In particular mice and rats are missing more than 50 percent of the alpha-dystrobrevin types present in human brains. Around a third of boys with Duchenne muscular dystrophy have learning difficulties. Scientists do not yet understand how the lack of dystrophin causes this problem, and this study has shown that mdx mice which are widely used as a model for Duchenne muscular dystrophy, may not be a suitable model for studying this aspect of the condition. However, other rodents such as the guinea pig appear to have more similar alpha-dystrobrevin types to humans so might be a more suitable model.
However, the differences between human and mouse skeletal and heart muscles were less striking, with only some differences in the amounts of the different types of alpha-dystrobrevin. So it appears that the mdx mouse is still a useful model for studying and developing therapies for the muscle aspects of Duchenne muscular dystrophy.
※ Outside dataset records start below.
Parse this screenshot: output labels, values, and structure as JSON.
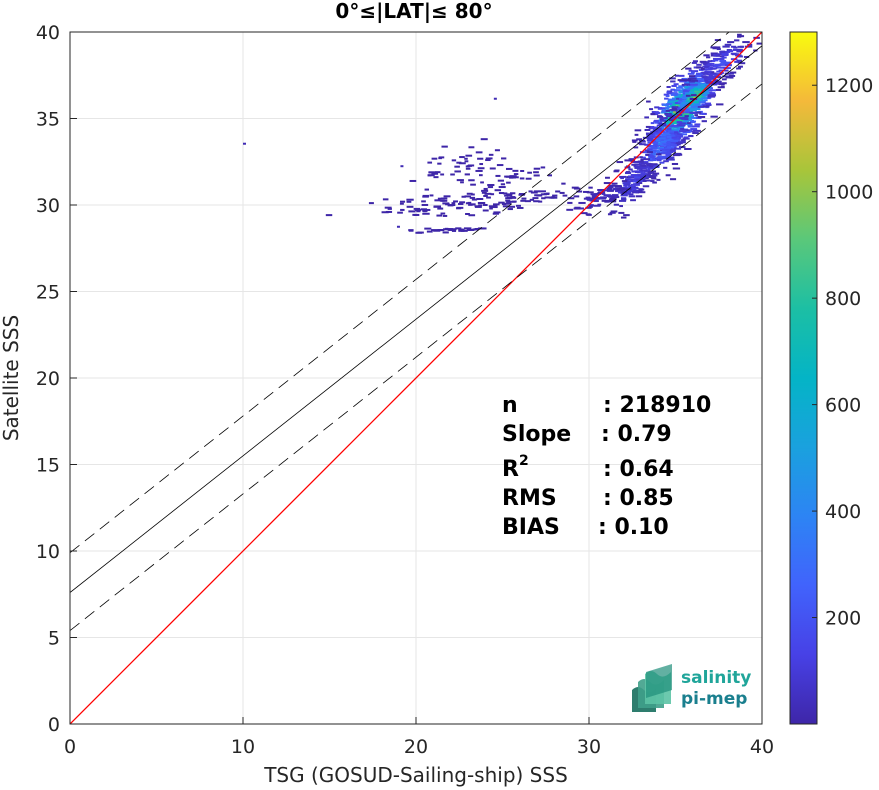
{
  "chart_data": {
    "type": "heatmap",
    "title": "0°≤|LAT|≤ 80°",
    "xlabel": "TSG (GOSUD-Sailing-ship) SSS",
    "ylabel": "Satellite SSS",
    "xlim": [
      0,
      40
    ],
    "ylim": [
      0,
      40
    ],
    "xticks": [
      "0",
      "10",
      "20",
      "30",
      "40"
    ],
    "yticks": [
      "0",
      "5",
      "10",
      "15",
      "20",
      "25",
      "30",
      "35",
      "40"
    ],
    "grid": true,
    "colorbar": {
      "min": 0,
      "max": 1300,
      "ticks": [
        "200",
        "400",
        "600",
        "800",
        "1000",
        "1200"
      ],
      "colormap": "parula"
    },
    "lines": [
      {
        "kind": "one-to-one",
        "color": "#ff0000",
        "points": [
          [
            0,
            0
          ],
          [
            40,
            40
          ]
        ]
      },
      {
        "kind": "regression",
        "color": "#000000",
        "dash": "solid",
        "points": [
          [
            0,
            7.6
          ],
          [
            40,
            39.2
          ]
        ]
      },
      {
        "kind": "regression-upper",
        "color": "#000000",
        "dash": "dashed",
        "points": [
          [
            0,
            9.9
          ],
          [
            40,
            41.5
          ]
        ]
      },
      {
        "kind": "regression-lower",
        "color": "#000000",
        "dash": "dashed",
        "points": [
          [
            0,
            5.4
          ],
          [
            40,
            37.0
          ]
        ]
      }
    ],
    "stats": [
      {
        "label": "n",
        "value": ": 218910"
      },
      {
        "label": "Slope",
        "value": ": 0.79"
      },
      {
        "label": "R",
        "sup": "2",
        "value": ": 0.64"
      },
      {
        "label": "RMS",
        "value": ": 0.85"
      },
      {
        "label": "BIAS",
        "value": ": 0.10"
      }
    ],
    "density_clusters": [
      {
        "x": 35.2,
        "y": 35.6,
        "sx": 0.9,
        "sy": 1.5,
        "n": 700,
        "weight": 1.0
      },
      {
        "x": 36.0,
        "y": 36.4,
        "sx": 0.55,
        "sy": 0.7,
        "n": 220,
        "weight": 1.0
      },
      {
        "x": 34.0,
        "y": 33.5,
        "sx": 0.8,
        "sy": 1.3,
        "n": 260,
        "weight": 0.35
      },
      {
        "x": 32.4,
        "y": 31.4,
        "sx": 0.7,
        "sy": 1.0,
        "n": 140,
        "weight": 0.15
      },
      {
        "x": 37.5,
        "y": 38.2,
        "sx": 0.8,
        "sy": 0.9,
        "n": 140,
        "weight": 0.2
      },
      {
        "x": 30.5,
        "y": 30.5,
        "sx": 0.8,
        "sy": 0.6,
        "n": 60,
        "weight": 0.05
      },
      {
        "x": 24.0,
        "y": 30.3,
        "sx": 3.0,
        "sy": 0.6,
        "n": 150,
        "weight": 0.0
      },
      {
        "x": 22.0,
        "y": 32.3,
        "sx": 1.2,
        "sy": 0.9,
        "n": 45,
        "weight": 0.0
      },
      {
        "x": 21.8,
        "y": 28.6,
        "sx": 1.2,
        "sy": 0.1,
        "n": 30,
        "weight": 0.0
      },
      {
        "x": 25.0,
        "y": 31.8,
        "sx": 1.5,
        "sy": 0.5,
        "n": 30,
        "weight": 0.0
      }
    ],
    "isolated_points": [
      [
        10.0,
        33.6
      ],
      [
        19.1,
        32.3
      ],
      [
        18.9,
        28.8
      ],
      [
        24.5,
        36.2
      ]
    ]
  },
  "logo": {
    "line1": "salinity",
    "line2": "pi-mep"
  }
}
What does this mean for patients?
The use of animals in research has been crucial to understand what goes wrong in the body as a consequence of a genetic defect and most importantly to test the safety and efficiency of potential treatments. The differences between animals and humans however, can impact on the suitability of an animal model and it is important to understand the limitations.
Animal models are an important part of translational research ensuring a faster transfer of promising treatments into clinical trials. The mdx mouse has been extensively used to understand the function of the dystrophin protein in the muscle and to successfully test treatments that aim to improve muscle function. In the future, researchers might want to use animal models to address the function of the dystrophin gene in the brain and test treatments for the learning difficulties that affect some boys with Duchenne muscular dystrophy. The results of this study are giving researchers vital information that the mdx mouse is not the best model to study what happens in human brains.
Dr Roland Roberts, King's College London said:
The mouse has been a great model for many of the things that go wrong in Duchenne muscular dystrophy, but we've always known that it has certain limitations. What we show here, in our work funded by the Muscular Dystrophy Campaign, is that there are substantial reasons for doubting that the mouse is an adequate test-bed for the neurological aspects of Duchenne muscular dystrophy, such as learning difficulties. Mice and rats appear to have important bits missing from the gene that encodes alpha-dystrobrevin, a critical part of the dystrophin complex. Our findings suggest that a better "guinea pig" for investigating Duchenne muscular dystrophy-related learning difficulties might be... a guinea pig! This animal, although related to mice and rats, has an intact dystrobrevin gene like ours.
More information about Duchenne muscular dystrophy.
The original paper is freely available online but it is written in scientific language with no summary in layman's terms.
The reference for the paper is:
Boehm SV, Constantinou P, Tan S, Jin H and Roberts RG. Profound human/mouse differences in alpha-dystrobrevin isoforms: a novel syntrophin-binding site and promoter missing in mouse and rat. BMC Biology, 2009, 7:85.